Please enjoy this update from Village of Hope, Guatemala–
I remember the day so well, she said. It was just days after my 12th birthday. My mom had left early that morning for the market. I was outside playing in the dirt with the marbles I had received for my birthday. My little brothers and I were laughing. One marble rolled down the hill and into a patch of grass. I was looking for it when I heard him call my name. The sun was hot on my back. I tried to act like I didn’t hear him as fear trickled up my spine. He had been looking at me in a different way lately. I tried to pretend I didn’t see it. My mom said she needed to stay with him in order to pay the bills. She said he was our only hope.
She was wrong.
He put his hand over my mouth and shoved me on the bed. He told me if I told anyone he would kill me. I could feel his hot breath on my neck. The pain was unbearable as the tears slipped down my cheeks and soaked into my long braided hair.
Later that day I packed my marbles and my dolls into a box and shoved it underneath my bed. Somehow I knew my childhood was over.
As the days and months passed the abuse would continue. I felt numb inside, like I was just a shell, yet no one seemed to notice. Everything in my life had changed, including my body- I didn’t know how to make things go back to how they once were.
Then one day they came. I still to this day don’t know how they found out about me. They told me I would be safe. I didn’t want to leave my mom and my little brothers. One of my brothers clung to my legs screaming as the officers led me to the car.
My baby was born on a rainy September day via C-section, as my small frame would not allow for a regular birth. I will never forget looking in his beautiful big black eyes and promising him that we would be okay.

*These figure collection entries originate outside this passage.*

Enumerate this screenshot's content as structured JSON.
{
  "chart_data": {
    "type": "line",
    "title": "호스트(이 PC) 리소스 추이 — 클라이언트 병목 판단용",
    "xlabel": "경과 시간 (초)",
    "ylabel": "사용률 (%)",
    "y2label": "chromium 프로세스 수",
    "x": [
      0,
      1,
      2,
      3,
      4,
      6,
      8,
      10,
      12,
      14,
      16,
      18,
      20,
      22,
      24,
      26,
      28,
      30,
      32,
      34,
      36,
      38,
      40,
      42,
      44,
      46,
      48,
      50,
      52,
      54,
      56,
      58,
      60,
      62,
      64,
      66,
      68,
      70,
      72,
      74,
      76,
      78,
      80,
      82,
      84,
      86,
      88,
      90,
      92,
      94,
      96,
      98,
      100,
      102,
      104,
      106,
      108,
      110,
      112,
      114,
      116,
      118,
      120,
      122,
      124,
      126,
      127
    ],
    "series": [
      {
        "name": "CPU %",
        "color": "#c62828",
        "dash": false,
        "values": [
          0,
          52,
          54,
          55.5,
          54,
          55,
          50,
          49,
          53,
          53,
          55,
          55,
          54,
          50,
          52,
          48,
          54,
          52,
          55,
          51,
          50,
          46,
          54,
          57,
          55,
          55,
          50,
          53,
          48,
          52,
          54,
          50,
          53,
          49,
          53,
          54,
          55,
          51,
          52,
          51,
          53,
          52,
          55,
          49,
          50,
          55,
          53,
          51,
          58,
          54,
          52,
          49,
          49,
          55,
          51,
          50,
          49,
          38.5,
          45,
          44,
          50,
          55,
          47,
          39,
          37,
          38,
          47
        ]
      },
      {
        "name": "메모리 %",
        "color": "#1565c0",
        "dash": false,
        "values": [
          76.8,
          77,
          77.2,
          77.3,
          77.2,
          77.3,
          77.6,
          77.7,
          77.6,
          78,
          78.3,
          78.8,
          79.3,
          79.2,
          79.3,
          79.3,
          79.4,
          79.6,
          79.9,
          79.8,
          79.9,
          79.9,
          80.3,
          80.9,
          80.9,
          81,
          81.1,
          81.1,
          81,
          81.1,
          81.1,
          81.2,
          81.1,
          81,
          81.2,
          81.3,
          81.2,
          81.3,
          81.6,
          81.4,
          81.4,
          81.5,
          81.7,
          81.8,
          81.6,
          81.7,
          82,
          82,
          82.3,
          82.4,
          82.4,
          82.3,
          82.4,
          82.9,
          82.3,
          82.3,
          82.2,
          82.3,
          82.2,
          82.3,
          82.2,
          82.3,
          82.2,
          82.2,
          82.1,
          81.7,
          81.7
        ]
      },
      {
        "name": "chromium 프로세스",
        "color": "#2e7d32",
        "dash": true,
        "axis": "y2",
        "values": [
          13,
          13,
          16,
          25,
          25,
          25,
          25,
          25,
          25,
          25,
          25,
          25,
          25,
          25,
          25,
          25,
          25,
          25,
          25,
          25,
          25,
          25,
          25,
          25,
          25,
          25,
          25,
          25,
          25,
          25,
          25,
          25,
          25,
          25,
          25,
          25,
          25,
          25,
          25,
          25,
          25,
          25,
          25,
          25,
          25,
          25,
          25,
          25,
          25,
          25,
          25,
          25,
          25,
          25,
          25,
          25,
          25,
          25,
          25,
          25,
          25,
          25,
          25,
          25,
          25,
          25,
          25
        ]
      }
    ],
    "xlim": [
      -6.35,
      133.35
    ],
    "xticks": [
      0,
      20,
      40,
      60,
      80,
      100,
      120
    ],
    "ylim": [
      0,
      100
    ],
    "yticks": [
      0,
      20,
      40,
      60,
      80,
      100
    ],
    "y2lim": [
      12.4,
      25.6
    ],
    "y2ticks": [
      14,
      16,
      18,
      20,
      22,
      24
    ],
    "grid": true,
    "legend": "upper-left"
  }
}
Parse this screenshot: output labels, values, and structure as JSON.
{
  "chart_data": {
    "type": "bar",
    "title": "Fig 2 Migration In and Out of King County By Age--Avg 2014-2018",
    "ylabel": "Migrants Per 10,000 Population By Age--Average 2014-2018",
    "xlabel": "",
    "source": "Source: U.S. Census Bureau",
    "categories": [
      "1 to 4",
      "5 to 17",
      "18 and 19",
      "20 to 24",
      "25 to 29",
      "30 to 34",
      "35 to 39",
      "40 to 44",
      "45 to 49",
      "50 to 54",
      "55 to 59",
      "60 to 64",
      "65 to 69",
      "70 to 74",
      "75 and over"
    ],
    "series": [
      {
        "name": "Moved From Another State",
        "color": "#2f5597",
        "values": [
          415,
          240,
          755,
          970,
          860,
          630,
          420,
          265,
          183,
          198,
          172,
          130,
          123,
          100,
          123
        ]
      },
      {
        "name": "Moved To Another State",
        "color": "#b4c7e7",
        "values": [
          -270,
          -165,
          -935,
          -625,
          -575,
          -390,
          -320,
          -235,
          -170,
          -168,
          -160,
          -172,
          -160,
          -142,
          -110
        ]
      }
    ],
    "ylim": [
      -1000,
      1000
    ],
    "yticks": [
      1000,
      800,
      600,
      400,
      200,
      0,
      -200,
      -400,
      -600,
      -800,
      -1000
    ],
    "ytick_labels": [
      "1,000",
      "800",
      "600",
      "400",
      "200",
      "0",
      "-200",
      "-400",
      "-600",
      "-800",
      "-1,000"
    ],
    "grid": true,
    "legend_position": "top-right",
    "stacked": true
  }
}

While I know now that my mom did the best she could, I have come to realize that hope doesn’t come in the form of someone paying your rent. What they have taught me here at Village of Hope Guatemala is that TRUE hope comes from Jesus and only Jesus. When you find yourself being tempted to feel alone, forsaken, poor or unable, if you are wondering if God even exists or hears your cries, if you feel that nothing and no one in your life remain faithful- you can trust that God IS there. Hope isn’t finding security in things, hope isn’t having everything turn out the way you want it to. Hope is knowing that no matter what happens to you in life, His beautiful life giving redemption and grace is enough.
My childhood was taken from me, but my purpose was not.